Ciro admite Tasso no ministério e diz que FHC "avassalou" o país

PATRICIA ZORZAN
DA REPORTAGEM LOCAL

Pré-candidato do PPS à Presidência pela segunda vez, Ciro Gomes, 44, já admite a possibilidade de o ex-governador Tasso Jereissati (PSDB), seu padrinho político, vir a assumir um de seus ministérios caso seja eleito.
"Sem dúvida. Sem dúvida [poderia ser ministro"", declarou Ciro à Folha, durante entrevista concedida na noite da última quarta-feira, em São Paulo.
Mais do que uma troca de gentilezas, o gesto reafirma a sintonia fina entre os dois políticos, parceiros desde os anos 80 no Ceará.
Preterido pelo PSDB na escolha do pré-candidato tucano ao Palácio do Planalto, Tasso já chegou a declarar ter comunicado ao presidente Fernando Henrique Cardoso sobre uma aliança informal com o PPS em seu Estado.
Além do próprio ex-governador, o presidenciável defende a presença em seu governo de todos os que o ajudarem a chegar ao Planalto, incluindo o PFL, partido com o qual negocia uma troca de apoios em pelo menos 16 Estados.
Leia a seguir os principais trechos da entrevista.
 

Folha - O sr. se define como um candidato de centro-esquerda, mas fez alianças com PTB, setores do PFL e também trabalha para ter parte do PMDB.
Ciro Gomes
- Tem também o PDT e o PPS. Isso é exatamente centro-esquerda. Você tem, em um processo político, o programa, que, no meu caso, não é uma peça de publicidade. Temos ainda algumas lacunas, mas o norte de centro-esquerda está afirmado ali. Mas é preciso, ao mesmo tempo em que se constrói a viabilidade eleitoral, construir a governabilidade do dia seguinte. Se você vir, não tenho nenhum atrito sistêmico com nenhuma força organizada. Tenho diálogo com todos.
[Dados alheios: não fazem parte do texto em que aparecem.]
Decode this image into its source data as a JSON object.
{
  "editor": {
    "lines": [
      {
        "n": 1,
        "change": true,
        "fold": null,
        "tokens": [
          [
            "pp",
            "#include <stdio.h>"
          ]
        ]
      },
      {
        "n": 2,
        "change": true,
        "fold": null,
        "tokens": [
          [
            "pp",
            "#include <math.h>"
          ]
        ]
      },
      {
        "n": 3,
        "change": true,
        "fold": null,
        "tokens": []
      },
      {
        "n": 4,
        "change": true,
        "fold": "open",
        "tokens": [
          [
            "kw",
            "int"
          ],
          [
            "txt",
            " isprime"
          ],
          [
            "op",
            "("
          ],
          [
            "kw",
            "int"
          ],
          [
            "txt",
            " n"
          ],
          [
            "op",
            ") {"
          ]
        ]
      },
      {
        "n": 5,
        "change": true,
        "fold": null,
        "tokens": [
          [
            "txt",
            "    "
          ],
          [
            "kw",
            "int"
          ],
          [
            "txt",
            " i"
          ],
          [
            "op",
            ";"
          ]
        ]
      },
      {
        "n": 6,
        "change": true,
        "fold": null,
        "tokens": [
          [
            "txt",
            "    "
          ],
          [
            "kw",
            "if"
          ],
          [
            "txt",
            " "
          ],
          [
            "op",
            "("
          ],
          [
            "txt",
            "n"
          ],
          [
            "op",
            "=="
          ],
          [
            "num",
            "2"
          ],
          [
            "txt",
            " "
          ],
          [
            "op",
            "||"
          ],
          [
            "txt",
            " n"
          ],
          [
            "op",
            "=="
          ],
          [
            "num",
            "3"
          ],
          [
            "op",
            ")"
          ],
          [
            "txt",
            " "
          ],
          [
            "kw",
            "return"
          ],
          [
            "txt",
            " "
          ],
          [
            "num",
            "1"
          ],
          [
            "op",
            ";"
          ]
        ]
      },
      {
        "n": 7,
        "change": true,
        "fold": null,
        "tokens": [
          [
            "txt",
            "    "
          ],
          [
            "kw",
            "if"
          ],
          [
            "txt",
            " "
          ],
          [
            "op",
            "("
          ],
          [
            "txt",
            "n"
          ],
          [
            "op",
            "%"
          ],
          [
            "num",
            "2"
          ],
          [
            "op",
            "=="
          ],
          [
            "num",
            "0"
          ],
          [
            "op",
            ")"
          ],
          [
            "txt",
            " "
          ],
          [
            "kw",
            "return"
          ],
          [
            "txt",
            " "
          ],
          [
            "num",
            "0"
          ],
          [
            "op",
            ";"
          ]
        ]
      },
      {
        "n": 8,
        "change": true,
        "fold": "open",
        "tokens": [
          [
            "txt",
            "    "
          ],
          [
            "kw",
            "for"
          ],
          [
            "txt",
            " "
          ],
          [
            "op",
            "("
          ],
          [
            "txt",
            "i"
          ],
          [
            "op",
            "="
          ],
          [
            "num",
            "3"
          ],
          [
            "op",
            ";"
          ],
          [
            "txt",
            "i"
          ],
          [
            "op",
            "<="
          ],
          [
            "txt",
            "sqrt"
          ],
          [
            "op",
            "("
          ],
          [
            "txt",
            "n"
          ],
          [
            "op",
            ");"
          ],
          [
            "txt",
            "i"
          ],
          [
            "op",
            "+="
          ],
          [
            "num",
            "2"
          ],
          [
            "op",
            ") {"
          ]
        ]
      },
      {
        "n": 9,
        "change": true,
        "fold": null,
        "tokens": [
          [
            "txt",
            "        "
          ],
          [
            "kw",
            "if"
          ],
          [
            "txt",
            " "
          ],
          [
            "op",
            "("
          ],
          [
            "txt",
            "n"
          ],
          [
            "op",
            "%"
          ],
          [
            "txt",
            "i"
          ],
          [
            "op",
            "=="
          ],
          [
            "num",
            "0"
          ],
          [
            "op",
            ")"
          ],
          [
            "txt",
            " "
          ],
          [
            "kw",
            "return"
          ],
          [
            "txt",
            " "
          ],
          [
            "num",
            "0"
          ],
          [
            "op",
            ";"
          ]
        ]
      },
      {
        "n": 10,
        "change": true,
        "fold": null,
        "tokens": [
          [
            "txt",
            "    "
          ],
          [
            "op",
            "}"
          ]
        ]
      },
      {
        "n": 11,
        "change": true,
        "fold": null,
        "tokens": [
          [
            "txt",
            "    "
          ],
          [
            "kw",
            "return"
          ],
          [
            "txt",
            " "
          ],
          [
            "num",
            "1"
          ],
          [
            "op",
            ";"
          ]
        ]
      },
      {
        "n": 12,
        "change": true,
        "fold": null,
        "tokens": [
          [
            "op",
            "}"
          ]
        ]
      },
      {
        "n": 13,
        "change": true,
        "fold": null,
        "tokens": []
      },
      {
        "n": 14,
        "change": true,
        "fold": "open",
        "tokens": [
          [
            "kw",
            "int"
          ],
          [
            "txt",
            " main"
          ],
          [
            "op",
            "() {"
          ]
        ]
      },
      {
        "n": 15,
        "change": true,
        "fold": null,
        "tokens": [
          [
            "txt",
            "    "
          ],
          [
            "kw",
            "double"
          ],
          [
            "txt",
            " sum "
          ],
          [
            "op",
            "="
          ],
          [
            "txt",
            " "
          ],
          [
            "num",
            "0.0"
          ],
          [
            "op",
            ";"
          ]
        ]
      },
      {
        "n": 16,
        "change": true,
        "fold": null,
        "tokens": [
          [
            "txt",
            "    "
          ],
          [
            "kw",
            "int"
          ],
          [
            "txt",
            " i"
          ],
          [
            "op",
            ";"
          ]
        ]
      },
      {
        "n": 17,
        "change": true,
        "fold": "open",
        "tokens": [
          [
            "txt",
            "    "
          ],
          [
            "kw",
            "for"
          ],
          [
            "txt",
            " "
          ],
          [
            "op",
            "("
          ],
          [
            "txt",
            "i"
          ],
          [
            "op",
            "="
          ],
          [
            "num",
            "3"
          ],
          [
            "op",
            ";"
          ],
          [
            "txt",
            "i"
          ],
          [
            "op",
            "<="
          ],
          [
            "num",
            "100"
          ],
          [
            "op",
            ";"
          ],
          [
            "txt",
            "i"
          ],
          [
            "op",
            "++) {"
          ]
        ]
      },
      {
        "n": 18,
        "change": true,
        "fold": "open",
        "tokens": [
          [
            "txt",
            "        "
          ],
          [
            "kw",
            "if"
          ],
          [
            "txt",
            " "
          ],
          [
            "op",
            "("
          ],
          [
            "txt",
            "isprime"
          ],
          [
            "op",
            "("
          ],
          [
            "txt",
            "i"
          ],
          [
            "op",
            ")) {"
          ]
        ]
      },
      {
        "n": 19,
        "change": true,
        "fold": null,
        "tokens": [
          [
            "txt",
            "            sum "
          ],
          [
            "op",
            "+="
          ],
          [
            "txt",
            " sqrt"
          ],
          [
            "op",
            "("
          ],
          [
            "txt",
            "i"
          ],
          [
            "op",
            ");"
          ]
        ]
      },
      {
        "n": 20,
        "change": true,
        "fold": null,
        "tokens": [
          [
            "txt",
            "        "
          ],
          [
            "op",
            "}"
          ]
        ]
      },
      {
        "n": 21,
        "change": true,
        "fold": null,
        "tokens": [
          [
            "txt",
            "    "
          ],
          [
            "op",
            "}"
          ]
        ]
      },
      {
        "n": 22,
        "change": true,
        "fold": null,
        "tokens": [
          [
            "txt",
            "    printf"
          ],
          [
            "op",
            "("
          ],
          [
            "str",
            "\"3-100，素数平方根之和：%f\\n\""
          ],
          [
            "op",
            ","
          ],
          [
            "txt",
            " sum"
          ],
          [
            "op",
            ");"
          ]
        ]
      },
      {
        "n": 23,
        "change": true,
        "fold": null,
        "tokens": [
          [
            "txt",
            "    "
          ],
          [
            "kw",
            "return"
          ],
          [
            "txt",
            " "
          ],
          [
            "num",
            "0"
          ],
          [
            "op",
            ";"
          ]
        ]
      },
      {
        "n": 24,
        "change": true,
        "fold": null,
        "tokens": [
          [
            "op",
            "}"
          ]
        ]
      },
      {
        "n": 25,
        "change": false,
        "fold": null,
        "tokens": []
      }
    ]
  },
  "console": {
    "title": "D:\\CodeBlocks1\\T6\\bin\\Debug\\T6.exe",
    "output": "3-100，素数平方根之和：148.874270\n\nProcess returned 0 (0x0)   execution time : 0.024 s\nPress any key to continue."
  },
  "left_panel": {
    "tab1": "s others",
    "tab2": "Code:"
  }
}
Folha - Mas o sr. já teve atritos com várias das pessoas que hoje estão a seu lado.
Ciro
- Com pessoas sim, porque, não só a conjuntura brasileira foi variando, como minha posição mudou. Fui eleitor pró-ativo, central, do Fernando Henrique em 1994. Assumi o Ministério da Fazenda cumprindo uma missão que me honrou muito, cumpri meu dever, mas, naquele ato, fui um eleitor importante pela posição de FHC. Daquela perspectiva critiquei os antagonismos porque acreditava mesmo que ele ia cumprir o que tínhamos combinado.

Folha - O sr. se arrepende disso?
Ciro
- Não. Naquela circunstância ele era o melhor. O que não posso é dizer que eu estava certo ao criticar quem combateu o Fernando Henrique quando eu achava que ele seria a solução. Quem dizia que ele não era acertou. Eu errei. Mas é da vida pública. Isso é normal da democracia.

Folha - Como o eleitor pode ter certeza de que o caminho não será desvirtuado depois da eleição, como ocorreu com FHC?
Ciro
- O problema do Fernando Henrique nunca foi o PFL. O problema foi que ele perdeu a hegemonia moral e intelectual do processo. E, no meu caso, qual a concessão fisiológica que tenho para dar para alguém?

Folha - Mas sendo eleito terá.
Ciro
- Mas qual a razão subalterna para que as pessoas estejam comigo? Objetivamente não há. Só estão comigo os que acreditam que eu possa representar uma alternativa ao governo e ao PT.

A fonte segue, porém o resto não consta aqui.